Küresel piyasalarda Trump sonrası ikinci reflasyon senaryosu fiyatlanmaya başladı. Cumhuriyetçilerin kurumlar vergisinin yüzde 35’ten yüzde 20’ye, gelir vergisinin üst diliminin yüzde 39,6’dan yüzde 35’e indirme önerisi sonrasında piyasalar doların güçlendiği, tahvilin zayıfladığı, Wall Street’in yükseldiği bir dünyayı fiyatlamaya başladı.

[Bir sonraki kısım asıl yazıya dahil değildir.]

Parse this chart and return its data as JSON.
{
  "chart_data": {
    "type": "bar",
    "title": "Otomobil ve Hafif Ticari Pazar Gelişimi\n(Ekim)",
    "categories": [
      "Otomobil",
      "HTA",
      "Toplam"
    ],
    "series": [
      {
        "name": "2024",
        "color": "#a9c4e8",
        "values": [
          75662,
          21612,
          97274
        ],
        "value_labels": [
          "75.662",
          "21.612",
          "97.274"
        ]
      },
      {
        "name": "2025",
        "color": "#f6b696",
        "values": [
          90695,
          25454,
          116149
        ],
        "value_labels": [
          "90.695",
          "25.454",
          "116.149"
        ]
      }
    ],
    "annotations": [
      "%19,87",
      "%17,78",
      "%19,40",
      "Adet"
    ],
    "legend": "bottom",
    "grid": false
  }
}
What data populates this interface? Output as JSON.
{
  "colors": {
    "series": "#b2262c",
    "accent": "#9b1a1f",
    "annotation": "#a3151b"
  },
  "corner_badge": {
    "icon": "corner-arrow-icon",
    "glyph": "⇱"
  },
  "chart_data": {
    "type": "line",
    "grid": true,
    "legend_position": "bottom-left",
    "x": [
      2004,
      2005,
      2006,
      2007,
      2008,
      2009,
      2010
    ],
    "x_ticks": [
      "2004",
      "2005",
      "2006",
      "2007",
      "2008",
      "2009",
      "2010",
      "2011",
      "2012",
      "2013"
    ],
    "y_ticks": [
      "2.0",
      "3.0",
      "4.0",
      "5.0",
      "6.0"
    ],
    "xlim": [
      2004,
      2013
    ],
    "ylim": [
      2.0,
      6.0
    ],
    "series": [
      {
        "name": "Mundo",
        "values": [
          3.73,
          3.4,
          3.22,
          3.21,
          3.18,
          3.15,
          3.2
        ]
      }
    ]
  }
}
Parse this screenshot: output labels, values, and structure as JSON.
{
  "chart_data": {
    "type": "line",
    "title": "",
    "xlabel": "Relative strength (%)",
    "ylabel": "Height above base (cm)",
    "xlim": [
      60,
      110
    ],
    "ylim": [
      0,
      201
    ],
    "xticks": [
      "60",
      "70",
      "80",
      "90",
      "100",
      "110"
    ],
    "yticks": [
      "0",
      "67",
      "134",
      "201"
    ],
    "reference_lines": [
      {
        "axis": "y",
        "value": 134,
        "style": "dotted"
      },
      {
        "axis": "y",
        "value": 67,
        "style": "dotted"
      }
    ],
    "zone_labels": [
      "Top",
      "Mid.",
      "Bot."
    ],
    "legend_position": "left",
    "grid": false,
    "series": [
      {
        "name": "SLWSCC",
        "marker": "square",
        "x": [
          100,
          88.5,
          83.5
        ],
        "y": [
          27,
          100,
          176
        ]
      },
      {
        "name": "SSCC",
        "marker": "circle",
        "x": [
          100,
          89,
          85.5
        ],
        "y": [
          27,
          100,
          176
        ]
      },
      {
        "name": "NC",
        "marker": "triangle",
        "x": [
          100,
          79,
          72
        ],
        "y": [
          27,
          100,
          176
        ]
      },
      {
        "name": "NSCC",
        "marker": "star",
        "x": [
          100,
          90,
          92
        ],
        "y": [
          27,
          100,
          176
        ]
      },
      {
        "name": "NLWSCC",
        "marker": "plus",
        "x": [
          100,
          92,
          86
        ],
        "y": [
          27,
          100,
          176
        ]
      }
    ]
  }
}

Trump II senaryosu karşısında gelişmekte olan piyasaların tepkisi Trump I döneminden farklı değil. Güçlü dolar ve yükselen ABD faizleri gelişmekte olan ülke paralarından başlayarak, yerel para tahvillere ve hisse senetlerine yayılan satışlara neden oldu.
ABD enflasyonunun düşük büyümenin yavaş olduğu baz senaryomuzu koruyoruz. Vergi oranlarının düşürülmesine rağmen önümüzdeki on yılda bütçe açığındaki toplam artışı 1,5 trilyon dolar ile sınırlayan bir programın büyümeye ilave katkısının yüzde 0,1 civarında olması bekleniyor.
Söz konusu büyüme artışı küresel sermayenin gelişmekte olan ekonomilerden çıkıp yeniden ABD ekonomisine yönelmesi için yeterli değil. Ancak kurumlar vergisinin yüzde 20’ye indirilmesi yurtdışındaki iştiraklerde tutulan karın merkeze getirilmesini sağlayabilir. Büyük çoğunluğu dolar bazında olsa da bu kaynağın ABD’ye geri dönmesi gelişmekte olan piyasalarda dolar talebinin ve faizlerin yükselmesine neden olabilir.
Gelişmekte olan varlıkların 2017 yılından beri yükselmesini sağlayan ana dinamiklerde bir değişiklik yok. İç talebin ve küresel büyümenin desteğini arkasına alan gelişmekte olan şirketlerinin karlılığı güçleniyor. Hızlı büyüme ve makul değerlemeler küresel sermayenin gelişmekte olan piyasalara yönelmesini destekliyor.
Ancak beklentilerin üzerinde gelen Ağustos enflasyonu, Trump’ın vergi paketi ve Fed başkanları tarafından yapılan görece şahin açıklamalar sonrası piyasa fiyatlamalarının gelişmekte olan piyasalar aleyhine değiştiğini kabul etmek lazım.